Amanda could have been Mary Suish: she starts out as a beautiful, rich, confident, and caring young woman – but there’s enough depth to her that I don’t feel the label applies. She’s baffled by the rigid structure imposed on of her life, confused by Bron’s mixed signals, and has a hard time figuring out where she belongs in the scheme of things. She is constantly judged by her family and the servants: for being American, for marrying into a title, for not knowing the customs or knowing and choosing not to follow them. The realities of her life versus her expectations and hopes going into the marriage are very disillusioning, but she does little to change her circumstances, feeling trapped and powerless. Neither she nor Bron really communicate with each other, so the breakdown of their marriage seemed inevitable. I’m actually not sure if the series is supposed to be about the two of them as the main couple, with some kind of reconciliation in the second part; whether it’s primarily Amanda’s story; or if it’s something else entirely.

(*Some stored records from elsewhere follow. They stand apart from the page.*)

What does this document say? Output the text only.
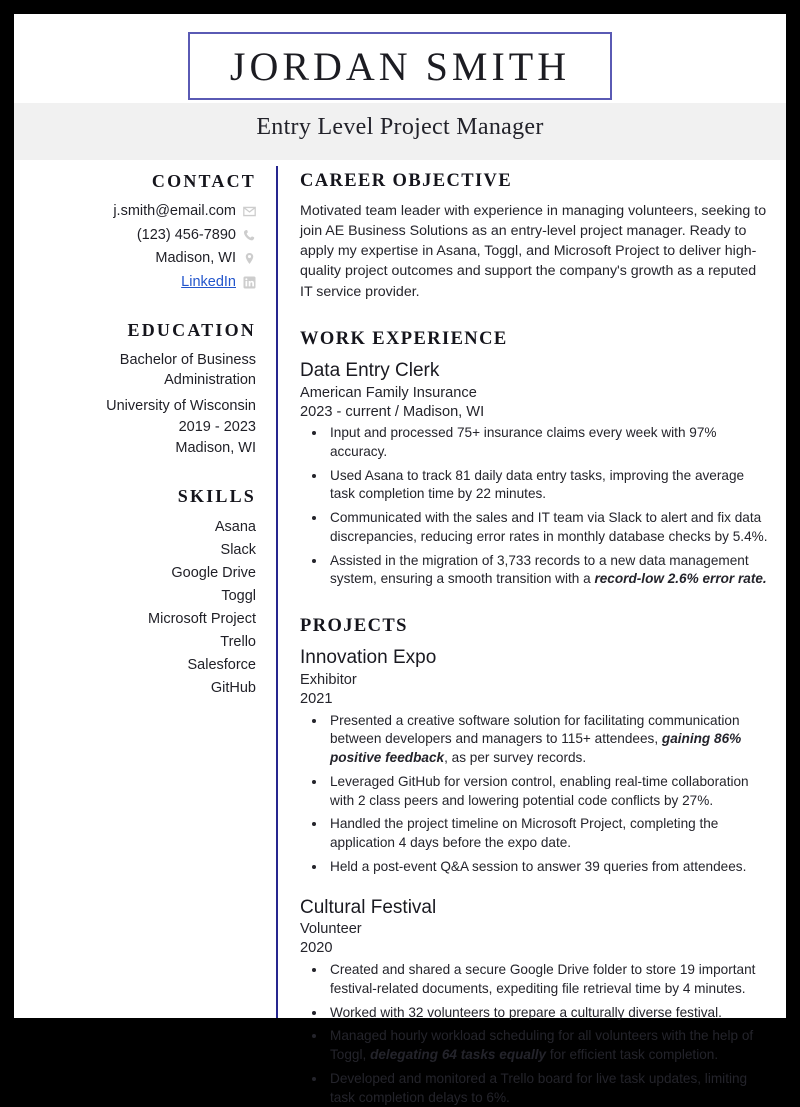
JORDAN SMITH
Entry Level Project Manager
CONTACT
j.smith@email.com
(123) 456-7890
Madison, WI
LinkedIn
EDUCATION
Bachelor of Business Administration
University of Wisconsin
2019 - 2023
Madison, WI
SKILLS
Asana
Slack
Google Drive
Toggl
Microsoft Project
Trello
Salesforce
GitHub
CAREER OBJECTIVE

Motivated team leader with experience in managing volunteers, seeking to join AE Business Solutions as an entry-level project manager. Ready to apply my expertise in Asana, Toggl, and Microsoft Project to deliver high-quality project outcomes and support the company's growth as a reputed IT service provider.

WORK EXPERIENCE
Data Entry Clerk
American Family Insurance
2023 - current / Madison, WI
• Input and processed 75+ insurance claims every week with 97% accuracy.
• Used Asana to track 81 daily data entry tasks, improving the average task completion time by 22 minutes.
• Communicated with the sales and IT team via Slack to alert and fix data discrepancies, reducing error rates in monthly database checks by 5.4%.
• Assisted in the migration of 3,733 records to a new data management system, ensuring a smooth transition with a record-low 2.6% error rate.
PROJECTS
Innovation Expo
Exhibitor
2021
• Presented a creative software solution for facilitating communication between developers and managers to 115+ attendees, gaining 86% positive feedback, as per survey records.
• Leveraged GitHub for version control, enabling real-time collaboration with 2 class peers and lowering potential code conflicts by 27%.
• Handled the project timeline on Microsoft Project, completing the application 4 days before the expo date.
• Held a post-event Q&A session to answer 39 queries from attendees.
Cultural Festival
Volunteer
2020
• Created and shared a secure Google Drive folder to store 19 important festival-related documents, expediting file retrieval time by 4 minutes.
• Worked with 32 volunteers to prepare a culturally diverse festival.
• Managed hourly workload scheduling for all volunteers with the help of Toggl, delegating 64 tasks equally for efficient task completion.
• Developed and monitored a Trello board for live task updates, limiting task completion delays to 6%.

I have very mixed feelings about An Ideal Duchess, making it difficult for me to grade. It’s well-written (barring some copy-editing issues), the period is an underused one in the genre and I felt your depiction of it was one of the book’s strengths, and some of the characters were very interesting – though not necessarily the ones that were the main focus of the narrative. But I can’t say that I really enjoyed reading it, and I don’t know if I’ll want to continue and find out what lies ahead for these characters. As a compromise between what I did and didn’t like, I’m going to give it a C+.